Emergency Medicine | Social Justice

Abstract

Background

Racial, ethnic, and gender disparities in effective pain management have been well-documented across healthcare settings. However, discrepancies in the treatment of patients in prehospital pain management settings have not been well researched. The objective of this study was to determine whether Wyoming emergency medical service (EMS) providers’ use of opioids to treat prehospital pain or injury varies by patient race/ethnicity or gender.

Methods

This cross-sectional study of EMS records examined 27 448 patient care reports (PCRs) generated during emergency medical responses to pain/injury emergencies in the state of Wyoming between January 2016 and March 2019. We included PCRs in the sample when 1) the primary impression was pain or injury, 2) the type of service was a 911 response, 3) the patient received treatment from and was transported by the EMS unit completing the PCR, and 4) the responding unit included one or more providers authorized to administer opioids.

Results

The analysis identified a disparity in opioid administration by EMS providers during emergency transport (N = 27 448). Logistic regression reveals that EMS providers administered opioids to American Indian/Alaska Native patients (AI/AN) [n = 1610; 5.9%; P < .001; OR = 0.44] and those of Hispanic ethnicity (n = 1351; 4.9%; P = .001; OR = 0.74) at statistically significant lower rates (n = 14 769; 53.8%; P = .004; OR = 0.90) than they administer opioids to White patients.
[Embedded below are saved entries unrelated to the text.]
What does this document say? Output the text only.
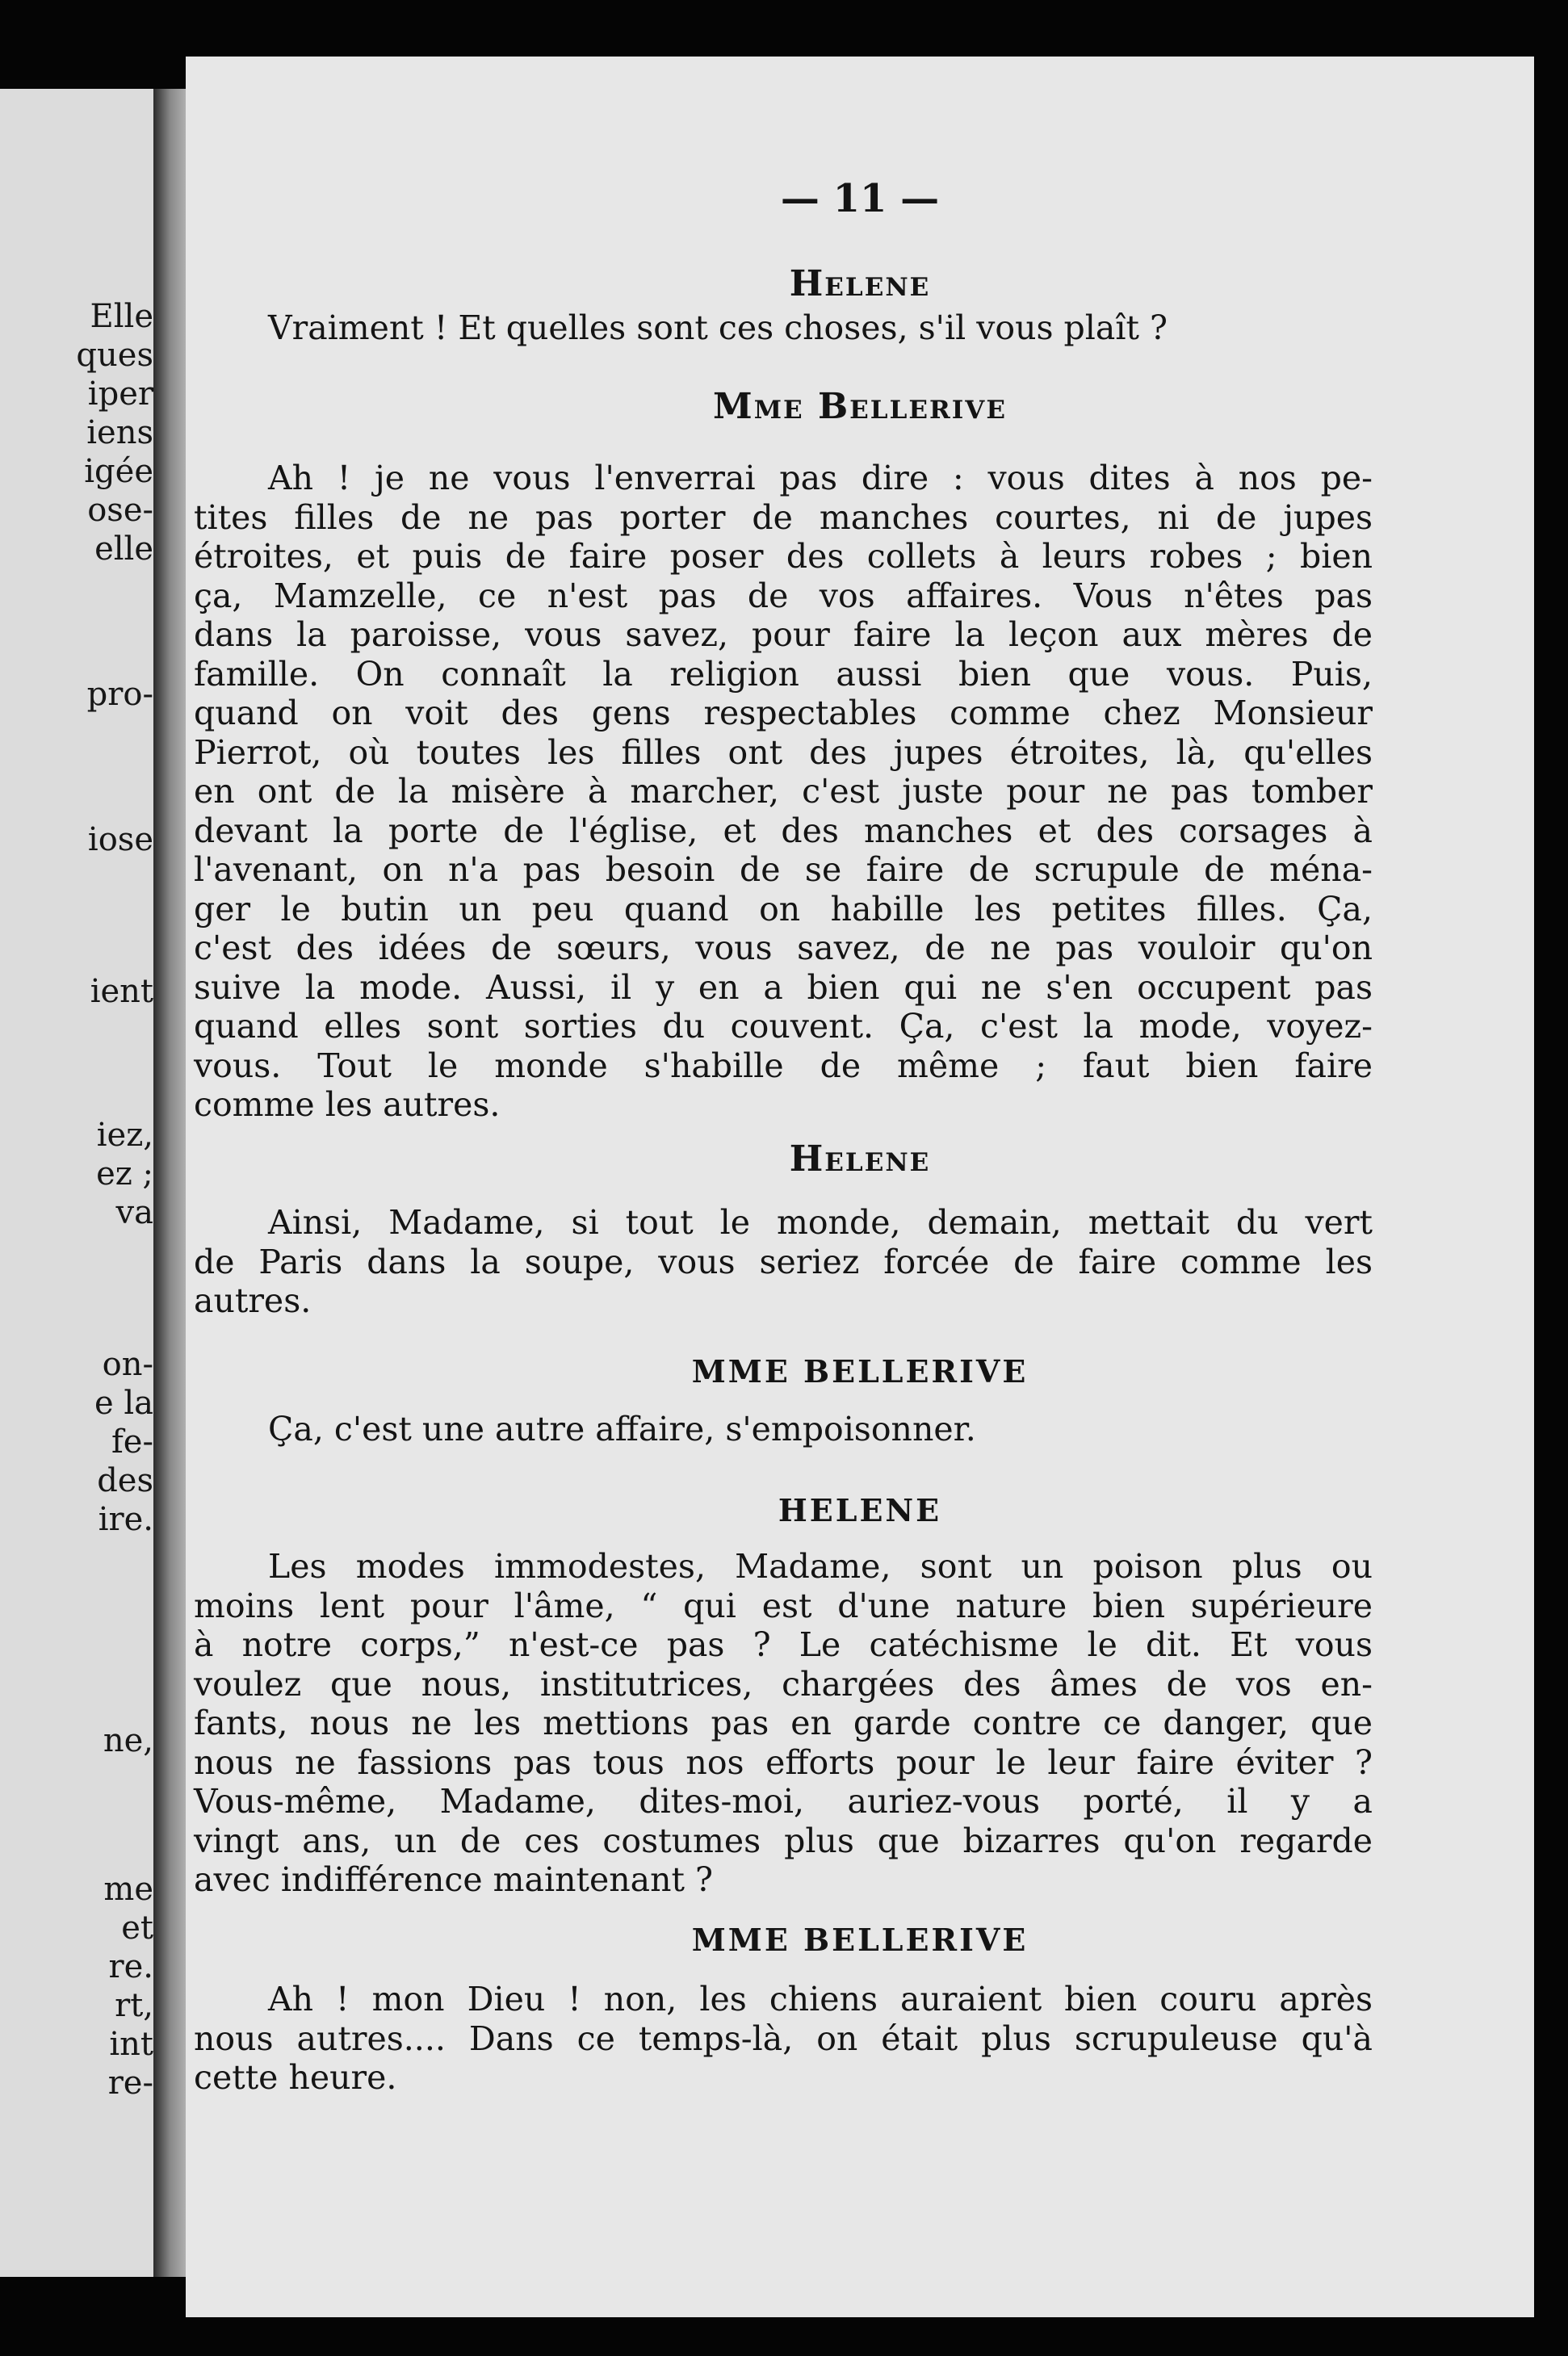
Elle
ques
iper
iens
igée
ose-
elle
pro-
iose
ient
iez,
ez ;
va
on-
e la
fe-
des
ire.
ne,
me
et
re.
rt,
int
re-

— 11 —

Helene

Vraiment ! Et quelles sont ces choses, s'il vous plaît ?

Mme Bellerive

Ah ! je ne vous l'enverrai pas dire : vous dites à nos pe-
tites filles de ne pas porter de manches courtes, ni de jupes
étroites, et puis de faire poser des collets à leurs robes ; bien
ça, Mamzelle, ce n'est pas de vos affaires. Vous n'êtes pas
dans la paroisse, vous savez, pour faire la leçon aux mères de
famille. On connaît la religion aussi bien que vous. Puis,
quand on voit des gens respectables comme chez Monsieur
Pierrot, où toutes les filles ont des jupes étroites, là, qu'elles
en ont de la misère à marcher, c'est juste pour ne pas tomber
devant la porte de l'église, et des manches et des corsages à
l'avenant, on n'a pas besoin de se faire de scrupule de ména-
ger le butin un peu quand on habille les petites filles. Ça,
c'est des idées de sœurs, vous savez, de ne pas vouloir qu'on
suive la mode. Aussi, il y en a bien qui ne s'en occupent pas
quand elles sont sorties du couvent. Ça, c'est la mode, voyez-
vous. Tout le monde s'habille de même ; faut bien faire
comme les autres.

Helene

Ainsi, Madame, si tout le monde, demain, mettait du vert
de Paris dans la soupe, vous seriez forcée de faire comme les
autres.

MME BELLERIVE

Ça, c'est une autre affaire, s'empoisonner.

HELENE

Les modes immodestes, Madame, sont un poison plus ou
moins lent pour l'âme, “ qui est d'une nature bien supérieure
à notre corps,” n'est-ce pas ? Le catéchisme le dit. Et vous
voulez que nous, institutrices, chargées des âmes de vos en-
fants, nous ne les mettions pas en garde contre ce danger, que
nous ne fassions pas tous nos efforts pour le leur faire éviter ?
Vous-même, Madame, dites-moi, auriez-vous porté, il y a
vingt ans, un de ces costumes plus que bizarres qu'on regarde
avec indifférence maintenant ?

MME BELLERIVE

Ah ! mon Dieu ! non, les chiens auraient bien couru après
nous autres.... Dans ce temps-là, on était plus scrupuleuse qu'à
cette heure.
The analysis found EMS providers administer opioids to females at significantly lower rates (P = .004) compared to males.

Conclusion

Wyoming EMS providers administer opioids to White and male patients more often than non-White and female patients. Our results do not show a significant difference in the administration of opioids between White to Black patients. However, the data indicate a statistically significant difference between Hispanic, AI/AN, and White patients as well as between male and female patients.